Su mesa favorita está fuera. Solamente hay tres y todas con sombrilla verde. Eligen esa área, porque tienen vista panorámica al parque y a cafés contiguos. Ese día Mercedes decidió llegar sola. Hace tiempo con un café mientras llega la hora. La comida, pretexto para estar juntos. Lee su libro cuando una ráfaga de cuento alborota su cabello. Respira profundo cierra los ojos y siente el frío airé en su rostro. Hurga en su bolso y saca una liga. Se ata el cabello con una coleta alta. A Daniel disfruta verla así.

Checa la hora en el celular. Alza la mano y tras un ademán atrae la atención del mesero.  Pide la cuenta. Guarda sus cosas. Acomoda su abrigo, se coloca sus gafas para sol y su bufanda alrededor del cuello.

Mercedes se dirige al trabajo de Daniel. Una cuadra antes de llegar detuvo su paso. Saco sus cigarrillos e intenta prender uno. El viento le daba batalla con el encendedor. Escucha dos detonaciones. Se sobresalta y deja caer el mechero. Se agacha para recogerlo y alguien la empuja. Termina en el suelo. Levanta la vista y ve un arma.

Ambos se observan unos segundos; pero él continúa su precipitado trayecto.

El rostro del tipo se graba en su cabeza, sobre todo por el lunar que tiene cerca del ojo izquierdo. Mercedes se pone de pie y sacude el polvo de su ropa. Una muchedumbre está reunida frente un edificio. Mercedes percibe una punzada en el pecho. En ese edificio es donde Daniel labora.

Se apresura. Ya viene la ambulancia, dice alguien entre la multitud. Ella se abre paso y allí está él.

En medio de un charco de sangre, y a lado de éste, una mujer presta ayuda.

Corre hacia Daniel. Se quita la bufanda y presiona la herida del cuello.

En los ojos de Daniel ve incertidumbre, como los ojos de un niño que debe caminar en la oscuridad sin alternativa. Sintiendo como si algo o alguien metiese la mano en su pecho estrujándole el corazón. La ayuda viene, quédate conmigo, dice Mercedes.

Intentando hablar, sin embargo comienza a sofocarse. Daniel, lo sabía. Es la última ocasión que están juntos.
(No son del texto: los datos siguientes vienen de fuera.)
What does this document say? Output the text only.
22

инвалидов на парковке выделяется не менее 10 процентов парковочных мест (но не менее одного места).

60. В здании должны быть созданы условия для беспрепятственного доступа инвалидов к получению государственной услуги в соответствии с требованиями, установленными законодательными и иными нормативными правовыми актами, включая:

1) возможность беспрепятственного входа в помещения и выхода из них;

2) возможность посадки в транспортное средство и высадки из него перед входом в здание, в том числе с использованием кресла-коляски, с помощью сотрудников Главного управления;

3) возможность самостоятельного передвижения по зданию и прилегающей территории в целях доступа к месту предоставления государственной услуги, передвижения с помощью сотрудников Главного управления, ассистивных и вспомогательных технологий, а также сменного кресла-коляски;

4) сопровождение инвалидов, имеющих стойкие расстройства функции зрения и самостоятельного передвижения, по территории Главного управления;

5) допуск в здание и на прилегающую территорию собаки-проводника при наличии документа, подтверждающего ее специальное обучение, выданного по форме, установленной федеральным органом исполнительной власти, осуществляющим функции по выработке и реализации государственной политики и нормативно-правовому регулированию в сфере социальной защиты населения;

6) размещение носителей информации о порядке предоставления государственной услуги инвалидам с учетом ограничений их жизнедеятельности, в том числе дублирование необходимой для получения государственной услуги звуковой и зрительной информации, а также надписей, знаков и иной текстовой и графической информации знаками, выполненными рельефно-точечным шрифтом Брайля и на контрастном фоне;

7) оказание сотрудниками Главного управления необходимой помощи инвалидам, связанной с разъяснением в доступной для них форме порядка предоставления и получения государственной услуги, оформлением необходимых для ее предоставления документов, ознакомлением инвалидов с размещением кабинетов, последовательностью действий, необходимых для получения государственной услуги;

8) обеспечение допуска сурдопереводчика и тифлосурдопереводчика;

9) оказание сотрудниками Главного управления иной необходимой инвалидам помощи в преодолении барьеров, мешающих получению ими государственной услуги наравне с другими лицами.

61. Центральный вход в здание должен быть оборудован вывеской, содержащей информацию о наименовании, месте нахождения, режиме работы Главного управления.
Controla los espasmos involuntarios y limpia las lágrimas de Mercedes. No, Daniel. No hagas esto. Lucha… quédate, dice ella.

— ¡Ayúdenme! —grita con desesperación a las personas alrededor.

Daniel pierde fuerza, intenta mantener los ojos abiertos y seguir respirando. Poco a poco su tórax dejaba de abultarse, y en fúnebre huida, no queda nada de él.

 

***

Acostada en la cama, Mercedes cierra los ojos. Acerca la nariz a una camisa y aspira su aroma. Descubre que de Daniel, ya no queda nada. Estira la mano y del buró toma una 9 mm. Quita el seguro, carga y apunta al aire. Después se apunta a la cabeza y coloca la punta del índice en el gatillo. ‹‹Debo ir por café››, piensa.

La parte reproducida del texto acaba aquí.